まず、それを創ることによって、何をどうしたい、という目的やコンセプトがあって、それを達成するための手段として「カタチ」というものを捉えることです。
だから、自分の感性をそのままカタチにするアートとは異なり、使用・流通することをまず念頭においた上で、プロセスを踏んでカタチにするのがデザインなんですね。』

-では、その「目的」ってどうやって考えるの?
『使う人を想定するということは、その数だけ目的も存在するというコトですが、基本的には「より良く改善する」という欲求は共通します。大別してみると①感覚系(使って、見て楽しいなど)②便利・必要系(使いやすい、場所をとらないなど)③発明系(今までにない、斬新なアイデアなど)の3パターンがあります。
また、経験と観察のアンテナを立てることによって得る「気づき」が、目的をつくるので、デザイナーという仕事は、いかにこの気づきを得るかが重要になります。』

-「目的」が決まったら、どうやってカタチにするの?
『カタチを具体化するために、必要な基本要素があるので、それをまず満たしましょう。

①シンプルに!・・・その目的が伝わりやすく、バランスや配色・素材等が絶妙なプロダクトはやはり美しいです。
②基本形態を満たすのが大前提・・・例えばコップの場合、液体がこぼれない形と素材という基本要素を満たすコトが基本になります。
③ジャストアイデアではない・・・アイデアも重要ですが、安全性や強度に問題があったり、生産が不可能では、ダメ。現実的に可能で目的に沿ったものであるべきなのです。
④3面図でとらえる・・・製作に進む前に上、前、横の3方向から形状、サイズを図面化します。
⑤素材をみて加工方法を知る・・・目的から形を導き出すことだけに固執せずに、素材や加工方法という側面からもデザインを考える必要があります。

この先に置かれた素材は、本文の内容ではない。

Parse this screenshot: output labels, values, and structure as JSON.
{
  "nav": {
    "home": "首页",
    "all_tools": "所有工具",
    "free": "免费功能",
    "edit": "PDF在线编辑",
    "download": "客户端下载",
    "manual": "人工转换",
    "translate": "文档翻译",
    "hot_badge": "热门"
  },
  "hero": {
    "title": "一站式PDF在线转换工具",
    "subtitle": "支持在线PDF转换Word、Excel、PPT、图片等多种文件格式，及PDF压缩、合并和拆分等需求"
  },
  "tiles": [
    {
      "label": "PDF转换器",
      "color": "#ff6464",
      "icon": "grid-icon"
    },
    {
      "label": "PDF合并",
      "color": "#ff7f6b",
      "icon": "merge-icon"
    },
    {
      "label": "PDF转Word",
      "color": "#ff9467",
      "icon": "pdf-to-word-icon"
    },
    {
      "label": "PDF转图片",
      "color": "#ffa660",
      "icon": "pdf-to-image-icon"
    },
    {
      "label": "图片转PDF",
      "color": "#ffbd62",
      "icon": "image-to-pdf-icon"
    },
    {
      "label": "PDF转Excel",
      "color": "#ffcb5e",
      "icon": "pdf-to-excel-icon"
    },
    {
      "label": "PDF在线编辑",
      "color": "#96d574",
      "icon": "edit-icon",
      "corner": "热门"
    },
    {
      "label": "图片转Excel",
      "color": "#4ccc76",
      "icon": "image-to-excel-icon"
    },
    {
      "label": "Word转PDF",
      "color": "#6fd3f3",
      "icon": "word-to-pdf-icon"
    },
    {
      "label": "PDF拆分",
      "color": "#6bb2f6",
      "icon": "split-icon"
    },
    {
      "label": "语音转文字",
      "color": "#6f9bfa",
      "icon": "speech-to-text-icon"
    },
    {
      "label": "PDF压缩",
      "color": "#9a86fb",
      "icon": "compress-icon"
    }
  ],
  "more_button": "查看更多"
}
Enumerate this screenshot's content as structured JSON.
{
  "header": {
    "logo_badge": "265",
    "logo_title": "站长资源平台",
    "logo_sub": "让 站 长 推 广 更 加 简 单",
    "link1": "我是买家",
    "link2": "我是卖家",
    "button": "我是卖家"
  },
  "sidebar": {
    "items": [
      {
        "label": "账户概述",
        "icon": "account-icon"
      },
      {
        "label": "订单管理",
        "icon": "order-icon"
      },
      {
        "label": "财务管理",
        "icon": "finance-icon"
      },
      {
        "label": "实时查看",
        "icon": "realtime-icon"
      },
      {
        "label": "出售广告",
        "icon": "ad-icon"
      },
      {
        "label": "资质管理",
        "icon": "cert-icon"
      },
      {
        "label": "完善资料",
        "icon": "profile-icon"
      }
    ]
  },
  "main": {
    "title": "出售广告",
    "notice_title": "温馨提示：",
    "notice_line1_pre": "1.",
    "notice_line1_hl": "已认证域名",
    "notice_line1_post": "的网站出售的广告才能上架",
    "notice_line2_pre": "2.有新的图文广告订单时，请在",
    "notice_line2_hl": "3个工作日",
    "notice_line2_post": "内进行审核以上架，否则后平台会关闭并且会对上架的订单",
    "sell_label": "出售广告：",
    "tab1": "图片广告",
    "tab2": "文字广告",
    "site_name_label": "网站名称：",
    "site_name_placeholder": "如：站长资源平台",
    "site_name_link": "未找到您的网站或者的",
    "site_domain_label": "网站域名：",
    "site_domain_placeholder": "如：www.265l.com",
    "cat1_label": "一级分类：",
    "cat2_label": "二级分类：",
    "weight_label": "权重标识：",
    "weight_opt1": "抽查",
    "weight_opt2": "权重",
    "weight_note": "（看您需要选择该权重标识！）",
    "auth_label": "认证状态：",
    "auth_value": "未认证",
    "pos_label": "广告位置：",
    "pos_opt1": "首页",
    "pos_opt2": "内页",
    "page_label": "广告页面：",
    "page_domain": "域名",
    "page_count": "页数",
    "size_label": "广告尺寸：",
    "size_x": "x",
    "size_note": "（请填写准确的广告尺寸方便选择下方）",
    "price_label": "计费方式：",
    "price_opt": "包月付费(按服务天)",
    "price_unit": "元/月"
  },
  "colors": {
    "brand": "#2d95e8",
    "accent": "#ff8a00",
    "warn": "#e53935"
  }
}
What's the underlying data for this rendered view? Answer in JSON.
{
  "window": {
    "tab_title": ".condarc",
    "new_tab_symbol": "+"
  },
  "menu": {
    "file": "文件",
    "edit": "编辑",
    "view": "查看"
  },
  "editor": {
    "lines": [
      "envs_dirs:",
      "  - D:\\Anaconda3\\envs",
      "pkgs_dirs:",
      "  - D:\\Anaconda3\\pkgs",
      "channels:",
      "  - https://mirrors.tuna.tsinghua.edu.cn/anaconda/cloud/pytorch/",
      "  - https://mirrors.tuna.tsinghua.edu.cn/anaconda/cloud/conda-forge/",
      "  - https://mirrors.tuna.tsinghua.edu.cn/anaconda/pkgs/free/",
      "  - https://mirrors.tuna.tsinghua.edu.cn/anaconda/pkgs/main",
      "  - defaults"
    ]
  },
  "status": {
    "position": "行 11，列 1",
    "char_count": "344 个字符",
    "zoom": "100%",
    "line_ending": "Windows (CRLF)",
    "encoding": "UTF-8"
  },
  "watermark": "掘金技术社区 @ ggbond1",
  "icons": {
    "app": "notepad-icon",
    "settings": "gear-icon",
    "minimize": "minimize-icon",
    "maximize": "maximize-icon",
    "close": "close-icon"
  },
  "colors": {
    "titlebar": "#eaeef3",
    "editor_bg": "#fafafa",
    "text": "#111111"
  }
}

ここまで教わってから、実際に『住宅用フック』制作の作業へ。
まずは自分の作りたいフックの目的やカタチをテキストで書いて、方眼紙に3面図を落とし込んだところまでで、第2回目の授業は終了。生徒さん達は先生に質問をしながら、黙々とMyフック制作に取り組んでいました!

受け手のことを考えて、目的達成のためのプロセスを構築する・・・これって、仕事や生活にも通じるコトだったりしませんか?そう考えると、ちょっとデザインが身近に感じる・・・日々の中にもデザインをちょっと感じた「プロセスというデザインの発想-発想編」でした。